Some schools choose to enforce ‘nut bans’, where it is forbidden for any pupil to bring the problem food to school. However, without wishing to undermine the good intentions of any school taking this approach, The Anaphylaxis Campaign believes there are several pitfalls in this approach. It would be impossible to provide an absolute nut-free guarantee so the danger is that allergic children may be led into a false sense of security. There is a strong case for arguing that food-allergic children will gain a better awareness of their allergies, and learn avoidance strategies, if they move in an environment where allergens may turn up unexpectedly."

MmeLindor. Tue 06-Sep-11 22:54:55

Ah, yes. That makes sense.

However, the OP is talking about a nursery where the children are not yet able to take responsibility for their allergy.

I would actually be quite pleased that the nursery were taking this so seriously as it shows that they are being careful with the children.

bruffin Tue 06-Sep-11 22:58:04

I do realise that nursery is slightly different, but what would they do about milk in a nursery setting, they can't exactly ban milk in nursery can they.

Signet2012 Tue 06-Sep-11 23:05:30

Bruffin totally agree.

Im 28, had my first reaction at 6 when it was not at all "popular" "known of" etc to have allergies. It was to nuts. No idea what Nut, no allergy testing etc just a case of "you went blue swollen and unable to breathe & nearly died whilst eating a nut. Dont eat them again" Nobody actually knew I was allergic to nuts as it just wasnt really discussed. I knew not to go near them, I knew to check things first.

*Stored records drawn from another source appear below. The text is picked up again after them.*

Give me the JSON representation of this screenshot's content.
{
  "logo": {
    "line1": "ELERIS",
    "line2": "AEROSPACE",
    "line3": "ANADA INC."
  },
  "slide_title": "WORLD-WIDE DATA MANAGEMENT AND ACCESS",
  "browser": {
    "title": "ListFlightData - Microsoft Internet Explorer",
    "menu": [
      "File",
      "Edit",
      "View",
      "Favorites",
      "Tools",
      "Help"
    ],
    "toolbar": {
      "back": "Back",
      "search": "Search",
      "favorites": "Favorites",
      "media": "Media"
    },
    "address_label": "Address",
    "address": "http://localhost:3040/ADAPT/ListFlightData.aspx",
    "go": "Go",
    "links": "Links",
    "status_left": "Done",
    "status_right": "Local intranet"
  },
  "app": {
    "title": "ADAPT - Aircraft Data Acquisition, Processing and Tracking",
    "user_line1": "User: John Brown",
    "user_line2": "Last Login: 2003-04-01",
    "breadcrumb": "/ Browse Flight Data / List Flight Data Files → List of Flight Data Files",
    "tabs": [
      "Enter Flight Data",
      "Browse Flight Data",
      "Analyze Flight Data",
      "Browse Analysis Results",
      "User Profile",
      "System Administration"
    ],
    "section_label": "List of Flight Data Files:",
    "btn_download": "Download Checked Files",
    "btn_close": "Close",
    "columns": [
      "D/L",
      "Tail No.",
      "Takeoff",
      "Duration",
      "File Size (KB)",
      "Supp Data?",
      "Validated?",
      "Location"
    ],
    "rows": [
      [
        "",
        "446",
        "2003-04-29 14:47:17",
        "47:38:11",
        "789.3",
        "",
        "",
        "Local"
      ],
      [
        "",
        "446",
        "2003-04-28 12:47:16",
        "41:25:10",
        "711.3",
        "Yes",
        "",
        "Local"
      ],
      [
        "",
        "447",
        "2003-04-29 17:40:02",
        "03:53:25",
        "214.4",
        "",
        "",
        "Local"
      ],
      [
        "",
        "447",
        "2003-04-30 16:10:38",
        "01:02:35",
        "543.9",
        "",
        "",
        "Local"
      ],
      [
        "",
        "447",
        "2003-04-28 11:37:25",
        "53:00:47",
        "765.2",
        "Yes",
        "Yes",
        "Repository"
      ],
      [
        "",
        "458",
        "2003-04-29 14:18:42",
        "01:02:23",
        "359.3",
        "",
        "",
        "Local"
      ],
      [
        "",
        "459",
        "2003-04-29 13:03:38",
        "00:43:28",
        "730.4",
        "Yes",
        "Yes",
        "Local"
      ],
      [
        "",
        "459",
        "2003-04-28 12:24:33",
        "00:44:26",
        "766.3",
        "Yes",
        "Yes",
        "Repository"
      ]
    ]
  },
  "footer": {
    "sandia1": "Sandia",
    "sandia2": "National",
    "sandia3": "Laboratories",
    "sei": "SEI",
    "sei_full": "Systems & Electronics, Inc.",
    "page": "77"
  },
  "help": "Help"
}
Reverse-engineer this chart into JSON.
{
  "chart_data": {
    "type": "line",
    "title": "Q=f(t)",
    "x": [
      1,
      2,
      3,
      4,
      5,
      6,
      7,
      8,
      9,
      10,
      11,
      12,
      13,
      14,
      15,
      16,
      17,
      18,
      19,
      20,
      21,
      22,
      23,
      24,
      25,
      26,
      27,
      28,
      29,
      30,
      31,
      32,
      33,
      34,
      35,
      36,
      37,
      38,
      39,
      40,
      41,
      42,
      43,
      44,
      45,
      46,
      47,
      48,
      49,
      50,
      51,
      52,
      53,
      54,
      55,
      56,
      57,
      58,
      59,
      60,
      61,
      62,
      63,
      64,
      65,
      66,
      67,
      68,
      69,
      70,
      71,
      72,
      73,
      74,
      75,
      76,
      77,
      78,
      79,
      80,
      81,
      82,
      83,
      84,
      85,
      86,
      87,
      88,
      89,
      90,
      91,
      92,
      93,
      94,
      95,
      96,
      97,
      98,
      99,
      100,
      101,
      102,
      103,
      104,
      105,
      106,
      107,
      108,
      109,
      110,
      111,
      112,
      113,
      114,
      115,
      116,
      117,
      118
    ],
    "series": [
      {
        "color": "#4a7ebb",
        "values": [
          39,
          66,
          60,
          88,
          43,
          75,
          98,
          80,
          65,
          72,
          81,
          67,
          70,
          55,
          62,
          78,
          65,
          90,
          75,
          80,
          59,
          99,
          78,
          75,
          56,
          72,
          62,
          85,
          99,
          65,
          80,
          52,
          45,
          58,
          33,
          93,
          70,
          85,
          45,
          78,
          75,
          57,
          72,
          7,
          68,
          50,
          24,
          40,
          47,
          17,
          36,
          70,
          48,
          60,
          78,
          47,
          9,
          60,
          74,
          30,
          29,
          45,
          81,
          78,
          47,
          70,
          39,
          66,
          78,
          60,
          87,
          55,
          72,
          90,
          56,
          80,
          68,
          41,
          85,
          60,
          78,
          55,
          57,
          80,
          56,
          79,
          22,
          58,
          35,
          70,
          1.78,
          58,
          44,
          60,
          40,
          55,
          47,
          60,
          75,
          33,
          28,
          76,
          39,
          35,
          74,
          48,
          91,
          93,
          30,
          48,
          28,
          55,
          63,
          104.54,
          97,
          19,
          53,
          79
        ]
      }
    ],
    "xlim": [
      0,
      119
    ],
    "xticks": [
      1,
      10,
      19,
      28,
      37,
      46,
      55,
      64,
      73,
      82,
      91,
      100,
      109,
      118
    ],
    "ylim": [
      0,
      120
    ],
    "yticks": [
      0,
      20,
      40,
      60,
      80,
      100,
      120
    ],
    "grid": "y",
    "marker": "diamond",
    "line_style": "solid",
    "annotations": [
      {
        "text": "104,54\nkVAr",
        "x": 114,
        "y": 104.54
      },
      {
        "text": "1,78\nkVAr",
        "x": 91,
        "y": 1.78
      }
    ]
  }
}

Im lucky in the sense I can also tell immediately if something has nuts in by an electric shock sensation in my tongue so can immediately medicate/spit it out etc depending on severity of episode. I've self managed and take full responsibility. Ive never went out to eat and said "i have a nut allergy" mainly because Im stupid, but also because I dont like people knowing! A recent DP and family meal out, DP had phoned ahead to see what the menu was like thinking of me and the fact I cant eat nuts and mentioned I had an allergy when he booked the table, When the party arrived a lady shouted infront of everyone "whose the one allergic to nuts?" Que me going bright red and she then proceeded to WRITE IT ON THE PLACEMAT!! I was not very happy about this and commented and it was down to "their insurance" Made me laugh to think Ive managed to keep myself alive for 28 years without this kind of treatment!

My DP thinks im insane but my reasoning is simple. Everyone is that scared of being sued they say "may have nuts in" on anything. This means you either 1) dont eat anything ever again 2) potentially die everytime you eat. So you cant actually listen to anyone!

OP - Why would the nursery give another child your childs breakfast Nuts isnt the only allergy?! What if the child who gets your childs breakfast by mistake has a severe reaction!? ITs a bit silly really.

Signet2012 Tue 06-Sep-11 23:07:43

Severe milk allergy and has a reaction - that should say!!